5°/ Sur les frais irrépétibles et les dépens
79. Il y a lieu d’infirmer les dispositions de l’ordonnance relatives aux frais irrépétibles et aux dépens.
80. Succombant en leur appel, les Sarl Citya Liberté et BGM Géomètre-expert seront condamnées in solidum aux dépens de première instance et d’appel et déboutées de leur demande sur le fondement de l’article 700 du code de procédure civile.
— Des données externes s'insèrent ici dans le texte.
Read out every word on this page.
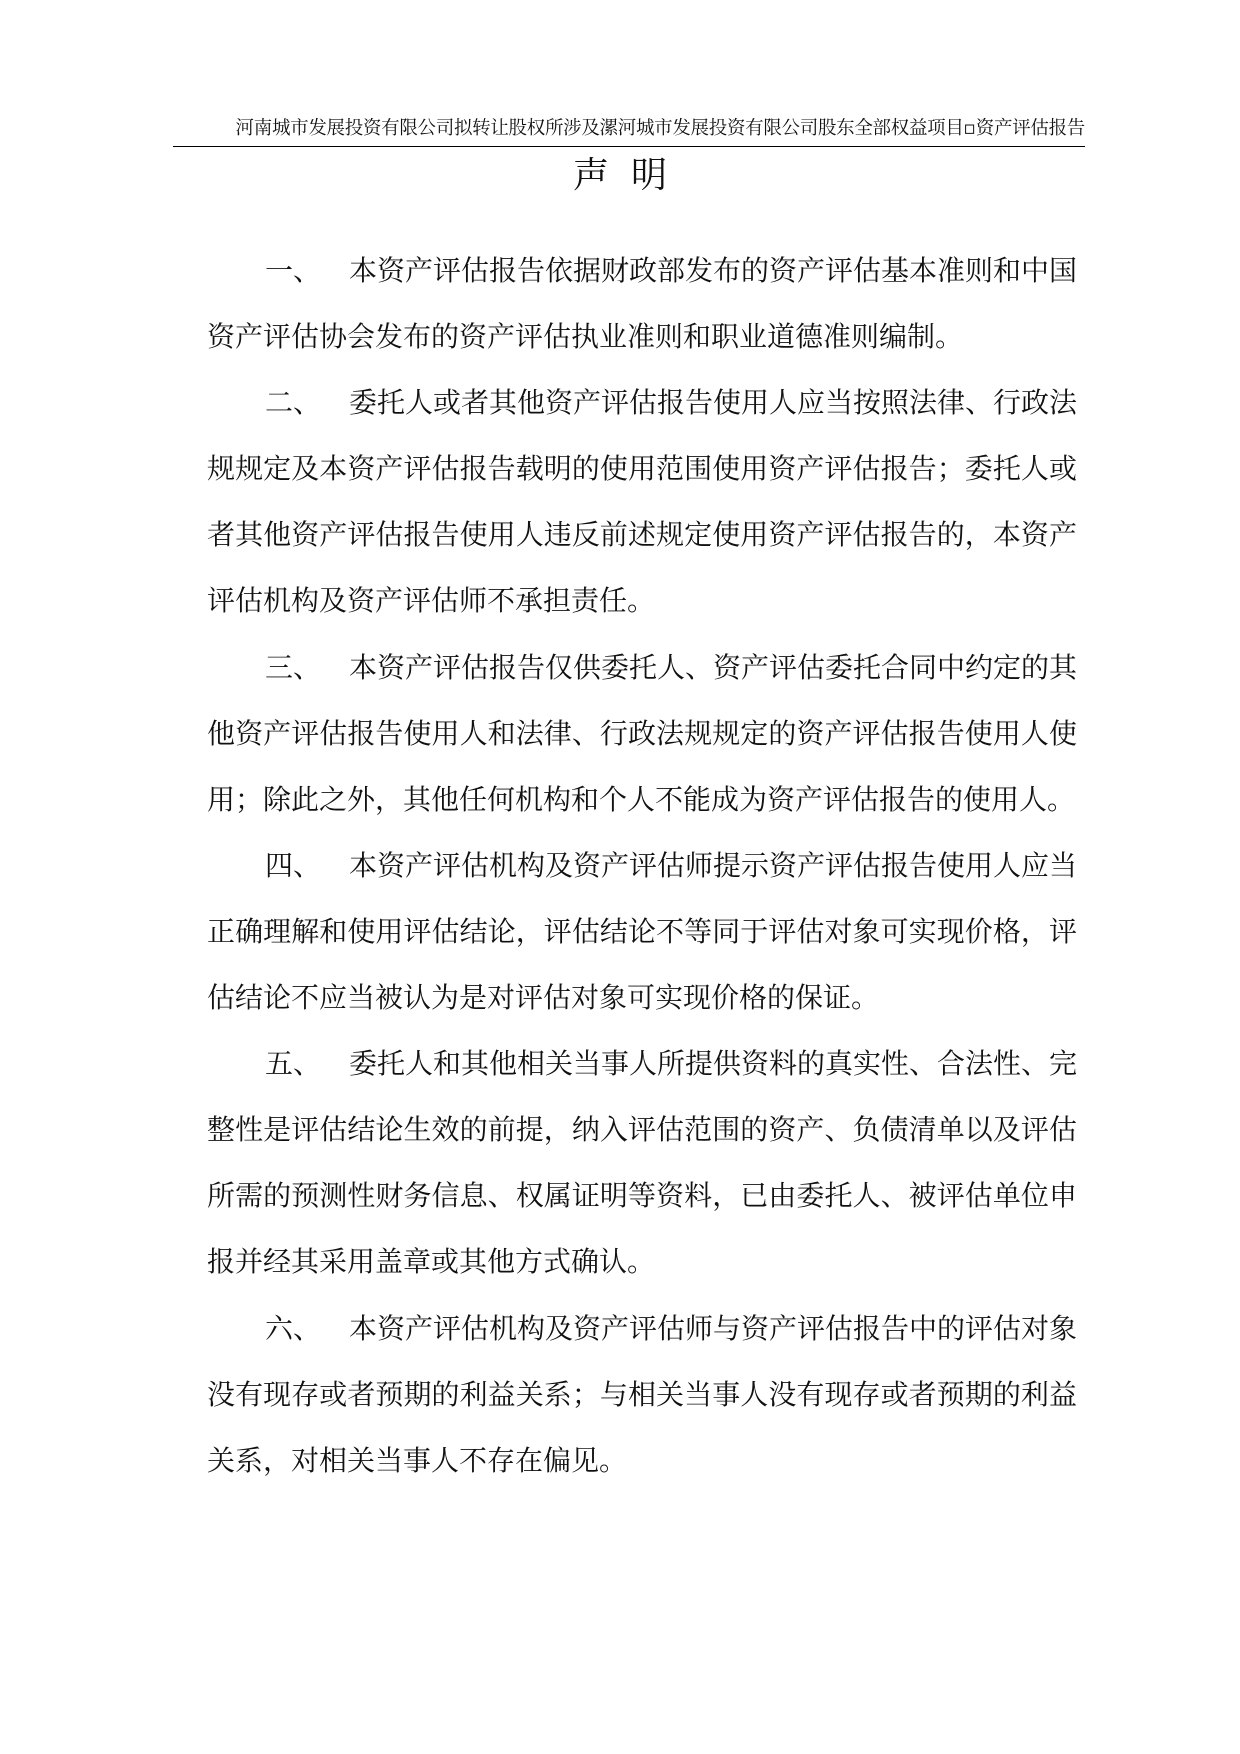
河南城市发展投资有限公司拟转让股权所涉及漯河城市发展投资有限公司股东全部权益项目▫资产评估报告
声明

一、 本资产评估报告依据财政部发布的资产评估基本准则和中国资产评估协会发布的资产评估执业准则和职业道德准则编制。

二、 委托人或者其他资产评估报告使用人应当按照法律、行政法规规定及本资产评估报告载明的使用范围使用资产评估报告；委托人或者其他资产评估报告使用人违反前述规定使用资产评估报告的，本资产评估机构及资产评估师不承担责任。

三、 本资产评估报告仅供委托人、资产评估委托合同中约定的其他资产评估报告使用人和法律、行政法规规定的资产评估报告使用人使用；除此之外，其他任何机构和个人不能成为资产评估报告的使用人。

四、 本资产评估机构及资产评估师提示资产评估报告使用人应当正确理解和使用评估结论，评估结论不等同于评估对象可实现价格，评估结论不应当被认为是对评估对象可实现价格的保证。

五、 委托人和其他相关当事人所提供资料的真实性、合法性、完整性是评估结论生效的前提，纳入评估范围的资产、负债清单以及评估所需的预测性财务信息、权属证明等资料，已由委托人、被评估单位申报并经其采用盖章或其他方式确认。

六、 本资产评估机构及资产评估师与资产评估报告中的评估对象没有现存或者预期的利益关系；与相关当事人没有现存或者预期的利益关系，对相关当事人不存在偏见。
81. Il n’est pas inéquitable de les condamner à payer aux époux [E] et à la SCI Alceste la somme de 5.000 € sur le fondement de l’article 700 du code de procédure civile.
PAR CES MOTIFS
La cour,
Déboute la SARL Citya Liberté de sa demande tendant à être mise hors de cause,
Dit que la SARL Citya Liberté vient aux droits de la SASU Breizh Géo Immo s’agissant de la créance indemnitaire revendiquée par M. [K] [E], Mme [O] [S] épouse [E] et la SCI Alceste,
Déboute la SARL Citya Liberté de sa demande de dommages et intérêts pour procédure abusive,
Déboute la SARL BGM Géomètre-expert de sa fin-de non recevoir tirée de l’estoppel,
Confirme l’ordonnance rendue le 19 septembre 2024 par le juge de la mise en état de [Localité 9] en ce qu’elle a rejeté la demande de sursis à statuer,
L’infirme pour le surplus,
Statuant à nouveau des chefs de l’ordonnance infirmés et y ajoutant,
Déboute la SARL Citya Liberté et la SARL BGM Géomètre-expert de leur fin de non-recevoir tendant à voir déclarée prescrite l’action de M. [K] [E] , Mme [O] [S] épouse [E] et la SCI Alceste,
En conséquence,
Déclare recevable l’action de M. [K] [E] , Mme [O] [S] épouse [E] et la SCI Alceste,
Déboute la SARL Citya Liberté et la SARL BGM Géomètre-expert de leur demande sur le fondement de l’article 700 du code de procédure civile,
Condamne in solidum la SARL Citya Liberté et la SARL BGM Géomètre-expert à payer à M. [K] [E], Mme [O] [S] épouse [E] et la SCI Alceste, la somme de 5.000 € sur le fondement de l’article 700 du code de procédure civile,
Condamne in solidum la SARL Citya Liberté et la SARL BGM Géomètre-expert aux dépens de première instance et d’appel.